Really enjoyed your blog and wanted to add a few reflections building on our case study (http://www.africagovernance.org/africa/news-entry/AGI-launches-first-ca…)on Liberia’s 150 day plan that President Sirleaf used to kick-start her second term in 2012.
There’s all kinds of buzz (http://www.odi.org.uk/opinion/7703-jim-kims-science-delivery-role-polit…)these days about ‘deliverology’ and the ‘science of delivery’ and a lot seems to depend on exactly how you define them.

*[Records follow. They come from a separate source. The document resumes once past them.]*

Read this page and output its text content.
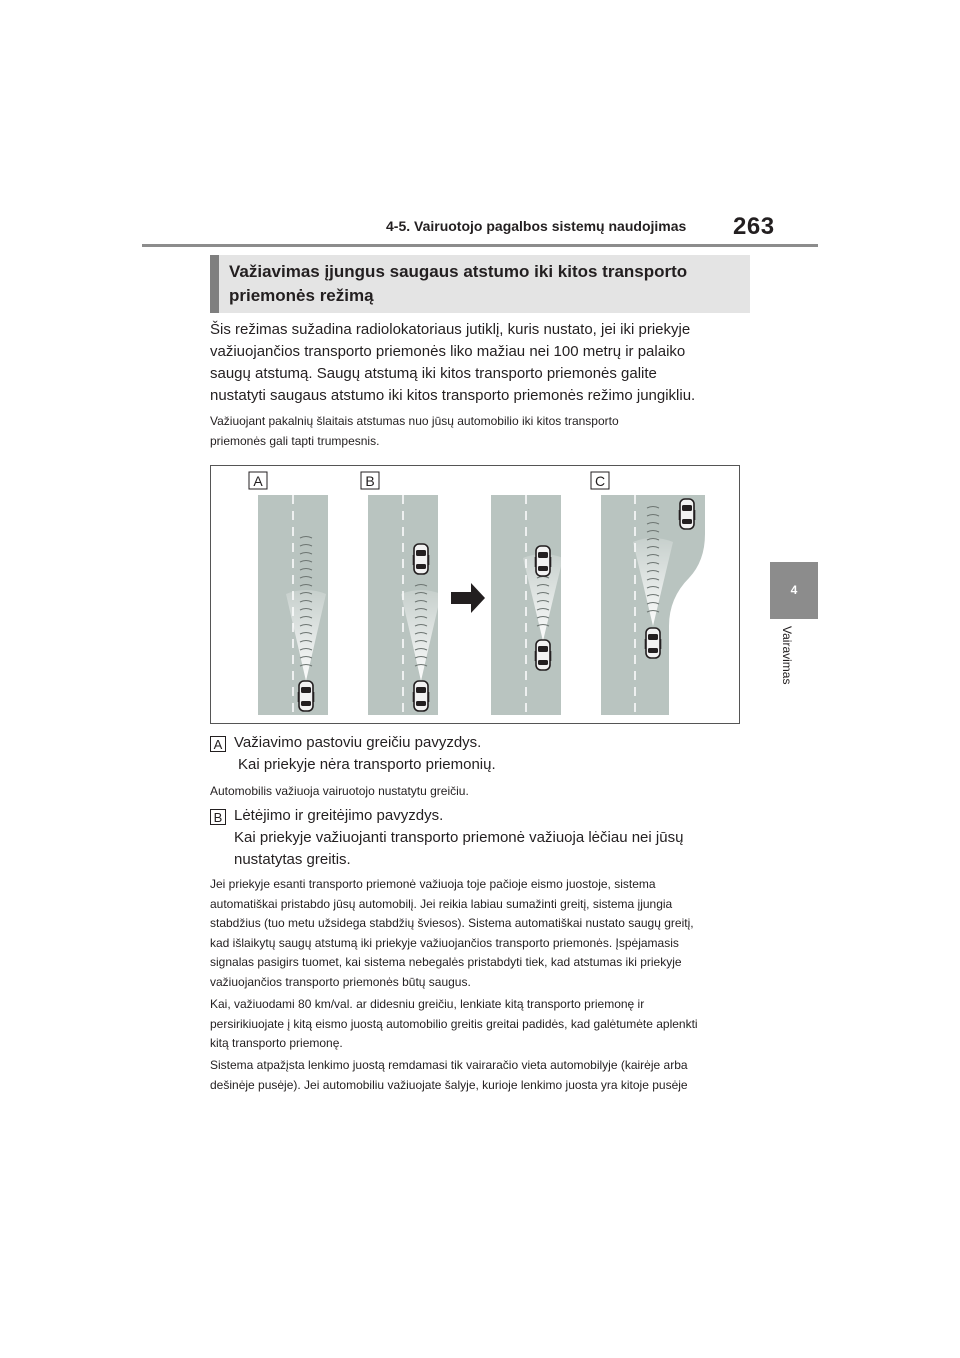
4-5. Vairuotojo pagalbos sistemų naudojimas 263
4
Vairavimas
Važiavimas įjungus saugaus atstumo iki kitos transporto priemonės režimą
Šis režimas sužadina radiolokatoriaus jutiklį, kuris nustato, jei iki priekyje
važiuojančios transporto priemonės liko mažiau nei 100 metrų ir palaiko
saugų atstumą. Saugų atstumą iki kitos transporto priemonės galite
nustatyti saugaus atstumo iki kitos transporto priemonės režimo jungikliu.
Važiuojant pakalnių šlaitais atstumas nuo jūsų automobilio iki kitos transporto
priemonės gali tapti trumpesnis.
A	B	C
A Važiavimo pastoviu greičiu pavyzdys.
Kai priekyje nėra transporto priemonių.
Automobilis važiuoja vairuotojo nustatytu greičiu.
B Lėtėjimo ir greitėjimo pavyzdys.
Kai priekyje važiuojanti transporto priemonė važiuoja lėčiau nei jūsų
nustatytas greitis.
Jei priekyje esanti transporto priemonė važiuoja toje pačioje eismo juostoje, sistema
automatiškai pristabdo jūsų automobilį. Jei reikia labiau sumažinti greitį, sistema įjungia
stabdžius (tuo metu užsidega stabdžių šviesos). Sistema automatiškai nustato saugų greitį,
kad išlaikytų saugų atstumą iki priekyje važiuojančios transporto priemonės. Įspėjamasis
signalas pasigirs tuomet, kai sistema nebegalės pristabdyti tiek, kad atstumas iki priekyje
važiuojančios transporto priemonės būtų saugus.
Kai, važiuodami 80 km/val. ar didesniu greičiu, lenkiate kitą transporto priemonę ir
persirikiuojate į kitą eismo juostą automobilio greitis greitai padidės, kad galėtumėte aplenkti
kitą transporto priemonę.
Sistema atpažįsta lenkimo juostą remdamasi tik vairaračio vieta automobilyje (kairėje arba
dešinėje pusėje). Jei automobiliu važiuojate šalyje, kurioje lenkimo juosta yra kitoje pusėje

I couldn’t agree more on your point that deliverology shouldn’t leave out the client. And an important thing we learned from our case study is that it doesn’t have to. A coalition of Government of Liberia actors deserves credit for the 150 day plan’s success. But alongside government, a local civil society organization, the Liberia Media Center (LMC), tracked and publicly reported on the progress of the 150 day plan which pressured the government into an accelerated and highly successful final 50 days of implementation. In many cases the LMC actually improved the government’s monitoring. Admittedly this isn’t an example of the direct client participation that you’re describing but I think it’s an illustration of how bottom-up accountability and top-down performance management can powerfully complement each other.

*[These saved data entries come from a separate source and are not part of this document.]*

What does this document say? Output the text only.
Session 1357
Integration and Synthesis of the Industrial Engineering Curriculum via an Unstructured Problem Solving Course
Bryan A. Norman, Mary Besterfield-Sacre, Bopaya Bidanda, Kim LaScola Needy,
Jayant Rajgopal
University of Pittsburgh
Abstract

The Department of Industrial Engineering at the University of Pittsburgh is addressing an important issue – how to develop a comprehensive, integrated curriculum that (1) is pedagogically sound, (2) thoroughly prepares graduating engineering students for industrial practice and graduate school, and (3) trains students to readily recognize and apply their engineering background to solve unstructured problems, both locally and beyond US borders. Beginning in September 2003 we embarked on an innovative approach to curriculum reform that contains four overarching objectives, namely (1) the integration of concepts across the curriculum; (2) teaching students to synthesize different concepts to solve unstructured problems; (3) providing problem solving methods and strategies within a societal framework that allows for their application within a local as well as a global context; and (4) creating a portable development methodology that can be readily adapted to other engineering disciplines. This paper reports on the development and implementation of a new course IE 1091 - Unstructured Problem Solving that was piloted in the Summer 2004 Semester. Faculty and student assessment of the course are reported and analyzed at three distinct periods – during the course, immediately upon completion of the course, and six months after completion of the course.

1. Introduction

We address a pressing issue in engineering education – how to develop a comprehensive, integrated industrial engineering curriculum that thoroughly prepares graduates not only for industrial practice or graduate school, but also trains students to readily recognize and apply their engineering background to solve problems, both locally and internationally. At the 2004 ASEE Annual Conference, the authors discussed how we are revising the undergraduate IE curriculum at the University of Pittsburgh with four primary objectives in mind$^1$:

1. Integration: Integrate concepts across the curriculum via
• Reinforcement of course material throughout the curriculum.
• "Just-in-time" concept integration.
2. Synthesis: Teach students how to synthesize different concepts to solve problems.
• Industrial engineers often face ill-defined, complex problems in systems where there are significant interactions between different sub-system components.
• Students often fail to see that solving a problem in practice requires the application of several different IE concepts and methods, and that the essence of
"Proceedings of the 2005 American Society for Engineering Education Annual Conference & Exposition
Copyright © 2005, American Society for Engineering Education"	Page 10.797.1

Your other main critique is that deliverology focuses too much on the technical and that technical solutions can’t fix problems that have underlying political causes. Again I couldn’t agree more. ODI head Kevin Watkins made a similar point (http://www.odi.org.uk/opinion/7703-jim-kims-science-delivery-role-polit…) recently about what’s missing from the science of delivery discussion. But there’s no reason that political savvy can’t be integrated into deliverology. A big lesson from our case study is that the Government of Liberia recognized that the start of Sirleaf’s new term was a moment of political opportunity and they seized it. Sometimes the best approach (for both governments and partners) may not be to “fix” the fundamental political incentives (which is clearly very difficult) but to find ways to navigate it.
Really glad you’ve kicked off this discussion.